Note we can't use poetry to publish because the frozen wheel because it uses metadata from pyproject.toml instead
of frozen wheel metadata.
### Optional Dependencies
Frozen wheel metadata will contain [Provides-Extra](https://packaging.python.org/en/latest/specifications/core-metadata/#provides-extra-multiple-use) entries for any [extra / optional dependencies](https://packaging.python.org/en/latest/specifications/declaring-project-metadata/#dependencies-optional-dependencies). Frozen [Requires-Dist](https://packaging.python.org/en/latest/specifications/core-metadata/#core-metadata-requires-dist) lines will specify `extra` names _for packages that appear only in the optional/extra dependency graph.

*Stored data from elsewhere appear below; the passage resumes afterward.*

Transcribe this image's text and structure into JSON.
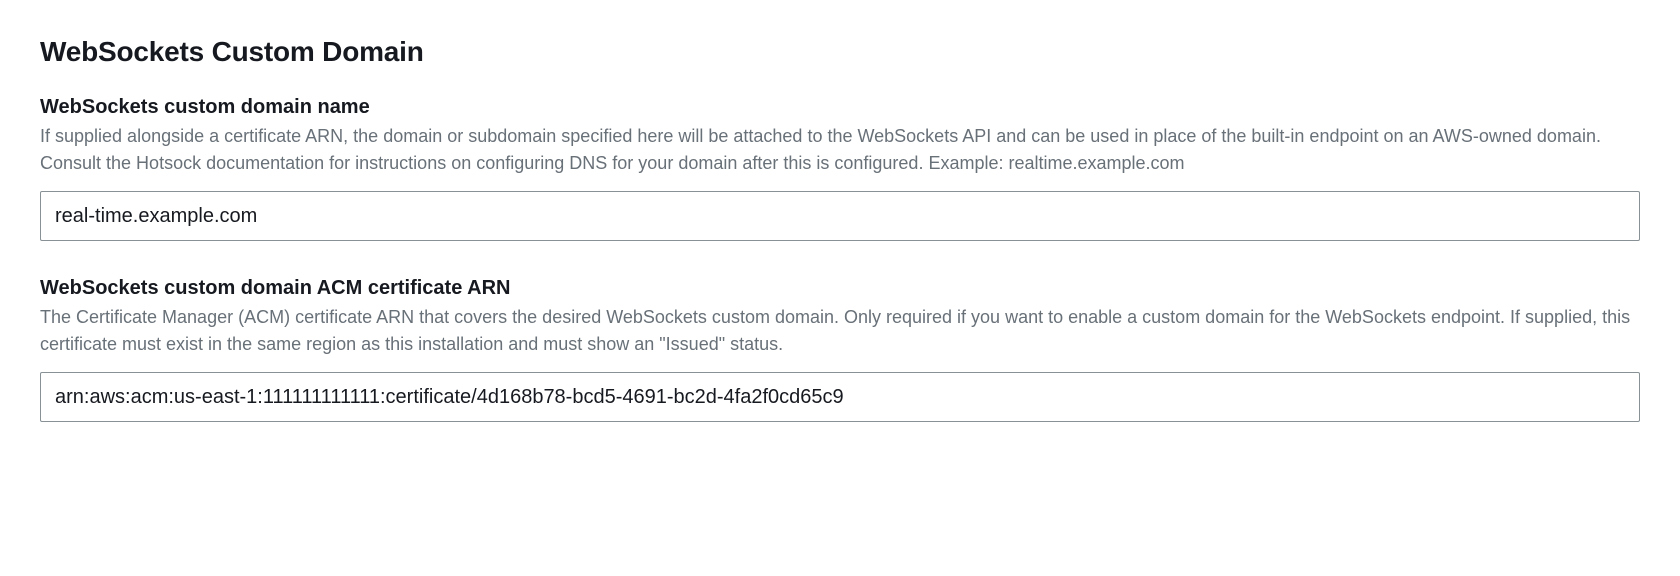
{
  "section": {
    "title": "WebSockets Custom Domain"
  },
  "fields": {
    "domain_name": {
      "label": "WebSockets custom domain name",
      "description": "If supplied alongside a certificate ARN, the domain or subdomain specified here will be attached to the WebSockets API and can be used in place of the built-in endpoint on an AWS-owned domain. Consult the Hotsock documentation for instructions on configuring DNS for your domain after this is configured. Example: realtime.example.com",
      "value": "real-time.example.com"
    },
    "acm_arn": {
      "label": "WebSockets custom domain ACM certificate ARN",
      "description": "The Certificate Manager (ACM) certificate ARN that covers the desired WebSockets custom domain. Only required if you want to enable a custom domain for the WebSockets endpoint. If supplied, this certificate must exist in the same region as this installation and must show an \"Issued\" status.",
      "value": "arn:aws:acm:us-east-1:111111111111:certificate/4d168b78-bcd5-4691-bc2d-4fa2f0cd65c9"
    }
  }
}
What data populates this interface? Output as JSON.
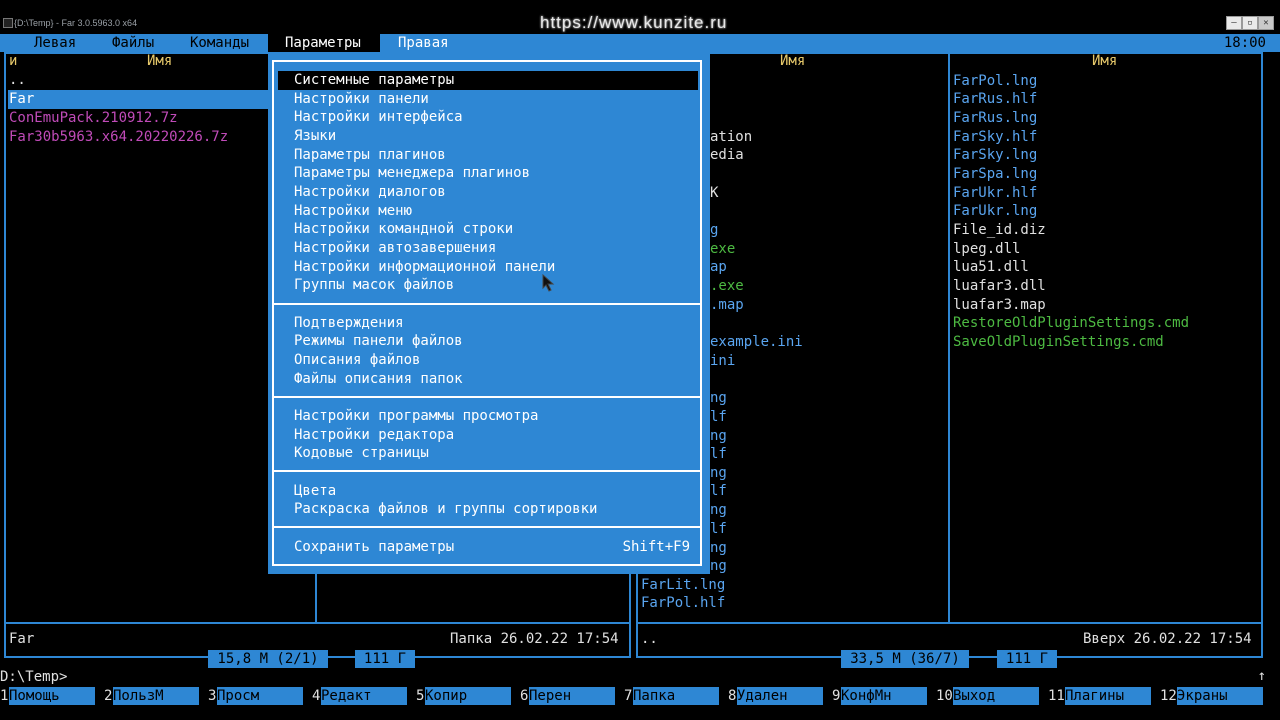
{
  "window": {
    "title": "{D:\\Temp} - Far 3.0.5963.0 x64",
    "overlay_url": "https://www.kunzite.ru",
    "buttons": [
      "–",
      "▫",
      "✕"
    ]
  },
  "menubar": {
    "items": [
      "Левая",
      "Файлы",
      "Команды",
      "Параметры",
      "Правая"
    ],
    "active": "Параметры",
    "clock": "18:00"
  },
  "left_panel": {
    "col_left": "и",
    "col_name": "Имя",
    "files": [
      {
        "name": "..",
        "style": "white"
      },
      {
        "name": "Far",
        "style": "sel"
      },
      {
        "name": "ConEmuPack.210912.7z",
        "style": "magenta"
      },
      {
        "name": "Far30b5963.x64.20220226.7z",
        "style": "magenta"
      }
    ],
    "info_name": "Far",
    "info_right": "Папка 26.02.22 17:54",
    "stat_size": "15,8 M (2/1)",
    "stat_free": "111 Г"
  },
  "right_panel": {
    "col_name_left": "Имя",
    "col_name_right": "Имя",
    "visible_fragments": [
      {
        "text": "ation",
        "style": "white"
      },
      {
        "text": "edia",
        "style": "white"
      },
      {
        "text": "K",
        "style": "white"
      },
      {
        "text": "g",
        "style": "lblue"
      },
      {
        "text": "exe",
        "style": "green"
      },
      {
        "text": "ap",
        "style": "lblue"
      },
      {
        "text": ".exe",
        "style": "green"
      },
      {
        "text": ".map",
        "style": "lblue"
      },
      {
        "text": "example.ini",
        "style": "lblue"
      },
      {
        "text": "ini",
        "style": "lblue"
      },
      {
        "text": "ng",
        "style": "lblue"
      },
      {
        "text": "lf",
        "style": "lblue"
      },
      {
        "text": "ng",
        "style": "lblue"
      },
      {
        "text": "lf",
        "style": "lblue"
      },
      {
        "text": "ng",
        "style": "lblue"
      },
      {
        "text": "lf",
        "style": "lblue"
      },
      {
        "text": "ng",
        "style": "lblue"
      },
      {
        "text": "lf",
        "style": "lblue"
      },
      {
        "text": "ng",
        "style": "lblue"
      },
      {
        "text": "ng",
        "style": "lblue"
      }
    ],
    "col1_bottom": [
      "FarLit.lng",
      "FarPol.hlf"
    ],
    "col2_files": [
      {
        "name": "FarPol.lng",
        "style": "lblue"
      },
      {
        "name": "FarRus.hlf",
        "style": "lblue"
      },
      {
        "name": "FarRus.lng",
        "style": "lblue"
      },
      {
        "name": "FarSky.hlf",
        "style": "lblue"
      },
      {
        "name": "FarSky.lng",
        "style": "lblue"
      },
      {
        "name": "FarSpa.lng",
        "style": "lblue"
      },
      {
        "name": "FarUkr.hlf",
        "style": "lblue"
      },
      {
        "name": "FarUkr.lng",
        "style": "lblue"
      },
      {
        "name": "File_id.diz",
        "style": "white"
      },
      {
        "name": "lpeg.dll",
        "style": "white"
      },
      {
        "name": "lua51.dll",
        "style": "white"
      },
      {
        "name": "luafar3.dll",
        "style": "white"
      },
      {
        "name": "luafar3.map",
        "style": "white"
      },
      {
        "name": "RestoreOldPluginSettings.cmd",
        "style": "green"
      },
      {
        "name": "SaveOldPluginSettings.cmd",
        "style": "green"
      }
    ],
    "info_name": "..",
    "info_right": "Вверх 26.02.22 17:54",
    "stat_size": "33,5 M (36/7)",
    "stat_free": "111 Г"
  },
  "dropdown": {
    "groups": [
      [
        "Системные параметры",
        "Настройки панели",
        "Настройки интерфейса",
        "Языки",
        "Параметры плагинов",
        "Параметры менеджера плагинов",
        "Настройки диалогов",
        "Настройки меню",
        "Настройки командной строки",
        "Настройки автозавершения",
        "Настройки информационной панели",
        "Группы масок файлов"
      ],
      [
        "Подтверждения",
        "Режимы панели файлов",
        "Описания файлов",
        "Файлы описания папок"
      ],
      [
        "Настройки программы просмотра",
        "Настройки редактора",
        "Кодовые страницы"
      ],
      [
        "Цвета",
        "Раскраска файлов и группы сортировки"
      ],
      [
        "Сохранить параметры"
      ]
    ],
    "save_shortcut": "Shift+F9",
    "selected": "Системные параметры"
  },
  "cmdline": {
    "prompt": "D:\\Temp>",
    "arrow": "↑"
  },
  "keybar": [
    {
      "num": "1",
      "label": "Помощь"
    },
    {
      "num": "2",
      "label": "ПользМ"
    },
    {
      "num": "3",
      "label": "Просм"
    },
    {
      "num": "4",
      "label": "Редакт"
    },
    {
      "num": "5",
      "label": "Копир"
    },
    {
      "num": "6",
      "label": "Перен"
    },
    {
      "num": "7",
      "label": "Папка"
    },
    {
      "num": "8",
      "label": "Удален"
    },
    {
      "num": "9",
      "label": "КонфМн"
    },
    {
      "num": "10",
      "label": "Выход"
    },
    {
      "num": "11",
      "label": "Плагины"
    },
    {
      "num": "12",
      "label": "Экраны"
    }
  ]
}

If a package appears as both a nested "main" dependency and also as an "extra" dependency, its `Requires-Dist` entry in the frozen wheel _will not_ specify an extra name.
To define this behavior in relation to poetry's [export plugin](https://github.com/python-poetry/poetry-plugin-export/), these two flows should result in the same installed package set:
```console
# Export Flow
poetry export -f requirements.txt > requirements.txt && pip install -r requirements.txt
# Freeze-wheel Flow
poetry build && poetry freeze-wheel && pip install my_frozen_wheel
```
And introducing extras:
```console
# Export Flow
poetry export --extras gcp -f requirements.txt && pip install -r requirements.txt
# Freeze-wheel Flow
poetry build && poetry freeze-wheel && pip install my_frozen_wheel[gcp]
```
The difference is in when to choose which extras to install - `export` does that at freeze time. `freeze-wheel` embeds the extra _context_ at freeze time, but defers the actual extra selection until install time.
## Usage
```shell
# install plugin
poetry self add poetry-plugin-freeze
# build per normal
poetry build
# add freeze step
poetry freeze-wheel
# avoid freezing specific packages
poetry freeze-wheel --exclude boto3 -e attrs
# Note we can't use poetry to publish because it uses metadata from pyproject.toml instead
# of frozen wheel metadata.
# publish per normal
twine upload dist/*.whl
```
## Mono-Repo Support
To support mono repos consisting of multiple libraries/applications, when creating a frozen wheel, main group dependencies specified by path can be optionally substituted out for references to their release artifact versions.
This assumes automation to run build and publish across the various subpackages, ie typically via make or just.